CoreLogic’s national index has advanced 37.4% since the onset of Covid-19, despite the RBA’s 13 interest-rate increases between May 2022 and November 2023. Sydney climbed 28.7% during that period.

July’s data showed the value of apartments was rising at a faster pace than houses across most state and territory capitals.

“With stretched housing affordability, lower borrowing capacity and a lift in both investor and first home buyer activity, it’s not surprising to see the unit sector outperforming,” Lawless said.

Australia’s accommodation shortfall is particularly acute in Sydney, where buyers confront an average home cost at 13-times income. Lawless said the portion of household income required to service a new mortgage has likely risen further from record highs reached in March.

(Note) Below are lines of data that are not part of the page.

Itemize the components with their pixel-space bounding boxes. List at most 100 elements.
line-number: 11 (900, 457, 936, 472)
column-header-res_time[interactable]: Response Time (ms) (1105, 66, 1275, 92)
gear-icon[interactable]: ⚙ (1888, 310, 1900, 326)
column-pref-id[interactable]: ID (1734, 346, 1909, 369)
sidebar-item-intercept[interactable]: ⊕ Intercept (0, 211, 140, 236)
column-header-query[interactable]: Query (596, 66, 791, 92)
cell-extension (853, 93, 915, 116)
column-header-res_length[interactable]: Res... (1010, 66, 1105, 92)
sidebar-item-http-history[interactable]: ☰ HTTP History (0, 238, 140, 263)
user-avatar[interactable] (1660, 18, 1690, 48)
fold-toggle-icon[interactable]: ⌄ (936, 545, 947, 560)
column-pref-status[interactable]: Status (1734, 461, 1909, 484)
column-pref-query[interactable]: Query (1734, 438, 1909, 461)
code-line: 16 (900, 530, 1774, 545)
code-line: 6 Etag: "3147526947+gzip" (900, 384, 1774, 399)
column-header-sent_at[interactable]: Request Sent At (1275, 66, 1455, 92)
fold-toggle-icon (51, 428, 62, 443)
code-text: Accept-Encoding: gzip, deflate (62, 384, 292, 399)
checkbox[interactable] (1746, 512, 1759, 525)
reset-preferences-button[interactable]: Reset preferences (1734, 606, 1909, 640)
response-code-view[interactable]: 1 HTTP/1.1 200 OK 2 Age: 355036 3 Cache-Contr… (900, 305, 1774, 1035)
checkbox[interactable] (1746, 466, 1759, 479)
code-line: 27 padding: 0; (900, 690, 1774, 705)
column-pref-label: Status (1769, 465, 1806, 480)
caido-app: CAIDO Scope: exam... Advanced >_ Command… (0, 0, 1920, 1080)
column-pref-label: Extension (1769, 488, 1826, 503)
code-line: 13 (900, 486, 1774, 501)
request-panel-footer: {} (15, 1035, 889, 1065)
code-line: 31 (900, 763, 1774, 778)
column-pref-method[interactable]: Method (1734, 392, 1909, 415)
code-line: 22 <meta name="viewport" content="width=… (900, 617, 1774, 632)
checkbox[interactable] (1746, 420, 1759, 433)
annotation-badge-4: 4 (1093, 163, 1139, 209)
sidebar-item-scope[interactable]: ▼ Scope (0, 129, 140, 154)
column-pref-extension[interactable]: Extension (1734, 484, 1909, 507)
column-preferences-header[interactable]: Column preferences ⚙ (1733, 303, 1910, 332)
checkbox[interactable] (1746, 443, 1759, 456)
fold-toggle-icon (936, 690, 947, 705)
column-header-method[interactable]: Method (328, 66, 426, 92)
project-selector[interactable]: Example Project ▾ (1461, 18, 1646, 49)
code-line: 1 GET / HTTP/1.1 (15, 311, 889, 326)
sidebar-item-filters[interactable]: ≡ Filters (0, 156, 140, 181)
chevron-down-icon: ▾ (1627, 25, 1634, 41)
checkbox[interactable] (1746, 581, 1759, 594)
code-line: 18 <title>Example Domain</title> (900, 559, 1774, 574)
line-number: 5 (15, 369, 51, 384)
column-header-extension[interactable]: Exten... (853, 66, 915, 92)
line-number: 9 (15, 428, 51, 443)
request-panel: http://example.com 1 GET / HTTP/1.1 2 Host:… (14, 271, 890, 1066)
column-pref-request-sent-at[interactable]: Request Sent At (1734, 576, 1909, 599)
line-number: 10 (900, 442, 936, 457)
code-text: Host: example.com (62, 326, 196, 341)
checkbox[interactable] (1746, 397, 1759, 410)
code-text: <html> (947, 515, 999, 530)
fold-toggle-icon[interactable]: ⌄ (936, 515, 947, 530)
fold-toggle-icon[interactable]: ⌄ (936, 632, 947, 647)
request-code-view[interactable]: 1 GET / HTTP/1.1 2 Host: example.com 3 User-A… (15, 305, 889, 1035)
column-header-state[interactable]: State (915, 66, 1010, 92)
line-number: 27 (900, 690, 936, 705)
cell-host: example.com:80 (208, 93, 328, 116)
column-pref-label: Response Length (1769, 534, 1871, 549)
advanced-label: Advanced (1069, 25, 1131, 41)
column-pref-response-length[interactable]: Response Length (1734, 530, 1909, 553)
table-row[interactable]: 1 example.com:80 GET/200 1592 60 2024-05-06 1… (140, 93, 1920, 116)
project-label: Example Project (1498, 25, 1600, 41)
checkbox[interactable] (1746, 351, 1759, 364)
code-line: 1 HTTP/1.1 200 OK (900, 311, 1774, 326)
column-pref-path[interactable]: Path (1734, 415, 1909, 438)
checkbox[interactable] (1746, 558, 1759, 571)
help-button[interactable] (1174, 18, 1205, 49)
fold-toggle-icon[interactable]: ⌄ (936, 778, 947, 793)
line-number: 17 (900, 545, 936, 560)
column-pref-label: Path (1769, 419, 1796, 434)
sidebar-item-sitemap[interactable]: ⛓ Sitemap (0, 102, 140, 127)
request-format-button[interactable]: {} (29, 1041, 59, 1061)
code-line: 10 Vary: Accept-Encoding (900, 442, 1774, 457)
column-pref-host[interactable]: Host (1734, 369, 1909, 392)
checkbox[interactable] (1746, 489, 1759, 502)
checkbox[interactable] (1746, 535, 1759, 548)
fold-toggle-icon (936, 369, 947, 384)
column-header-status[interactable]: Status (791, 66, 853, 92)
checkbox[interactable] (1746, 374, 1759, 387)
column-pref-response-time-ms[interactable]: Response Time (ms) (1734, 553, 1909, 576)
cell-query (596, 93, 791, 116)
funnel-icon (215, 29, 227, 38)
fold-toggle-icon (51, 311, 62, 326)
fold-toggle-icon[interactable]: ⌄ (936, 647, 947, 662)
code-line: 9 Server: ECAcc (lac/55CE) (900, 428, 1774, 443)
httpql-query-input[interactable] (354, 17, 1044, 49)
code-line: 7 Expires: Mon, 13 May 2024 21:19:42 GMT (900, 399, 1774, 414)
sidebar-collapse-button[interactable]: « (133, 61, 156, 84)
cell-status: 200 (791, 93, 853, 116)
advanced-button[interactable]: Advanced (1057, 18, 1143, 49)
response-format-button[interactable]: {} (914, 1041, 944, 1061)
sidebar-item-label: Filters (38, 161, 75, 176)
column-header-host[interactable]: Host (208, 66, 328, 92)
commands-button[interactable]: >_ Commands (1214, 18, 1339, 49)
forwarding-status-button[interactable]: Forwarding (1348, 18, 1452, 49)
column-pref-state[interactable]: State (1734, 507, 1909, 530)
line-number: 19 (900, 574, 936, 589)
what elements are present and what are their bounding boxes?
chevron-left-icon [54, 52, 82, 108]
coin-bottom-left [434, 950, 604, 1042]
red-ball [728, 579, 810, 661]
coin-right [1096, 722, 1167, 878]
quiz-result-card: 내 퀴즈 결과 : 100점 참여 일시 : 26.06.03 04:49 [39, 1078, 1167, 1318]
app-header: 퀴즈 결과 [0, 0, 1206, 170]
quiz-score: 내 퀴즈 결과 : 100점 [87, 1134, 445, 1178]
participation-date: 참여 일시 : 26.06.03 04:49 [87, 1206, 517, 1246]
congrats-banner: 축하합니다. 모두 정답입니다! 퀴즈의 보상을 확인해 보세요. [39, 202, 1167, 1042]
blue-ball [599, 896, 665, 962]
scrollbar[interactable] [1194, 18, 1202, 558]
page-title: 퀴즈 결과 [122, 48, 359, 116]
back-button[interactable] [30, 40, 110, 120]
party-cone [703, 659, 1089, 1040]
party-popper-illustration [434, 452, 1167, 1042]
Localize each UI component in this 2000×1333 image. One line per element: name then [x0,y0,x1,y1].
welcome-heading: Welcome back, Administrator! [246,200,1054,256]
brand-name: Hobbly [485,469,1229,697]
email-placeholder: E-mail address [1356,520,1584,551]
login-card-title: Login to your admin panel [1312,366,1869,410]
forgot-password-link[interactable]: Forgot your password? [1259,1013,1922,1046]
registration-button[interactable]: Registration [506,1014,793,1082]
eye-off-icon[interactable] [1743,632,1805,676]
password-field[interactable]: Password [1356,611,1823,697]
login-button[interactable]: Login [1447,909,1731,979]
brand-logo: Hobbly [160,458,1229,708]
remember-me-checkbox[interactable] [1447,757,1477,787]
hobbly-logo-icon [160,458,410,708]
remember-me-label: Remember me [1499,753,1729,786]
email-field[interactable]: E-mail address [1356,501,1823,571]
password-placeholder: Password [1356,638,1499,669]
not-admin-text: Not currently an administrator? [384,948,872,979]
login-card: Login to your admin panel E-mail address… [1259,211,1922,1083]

Thursday’s data comes just days ahead of the RBA’s August policy meeting when it’s expected to leave rates at a 12-year high of 4.35%. Data on Wednesday showed inflation remains elevated, suggesting policy will stay at current levels for a while yet.

“The outlook for the housing sector remains complicated,” Lawless said. “While constraints on new housing supply are likely to keep a floor under home prices and remain a feature of the market for some time yet, downside risks are growing.”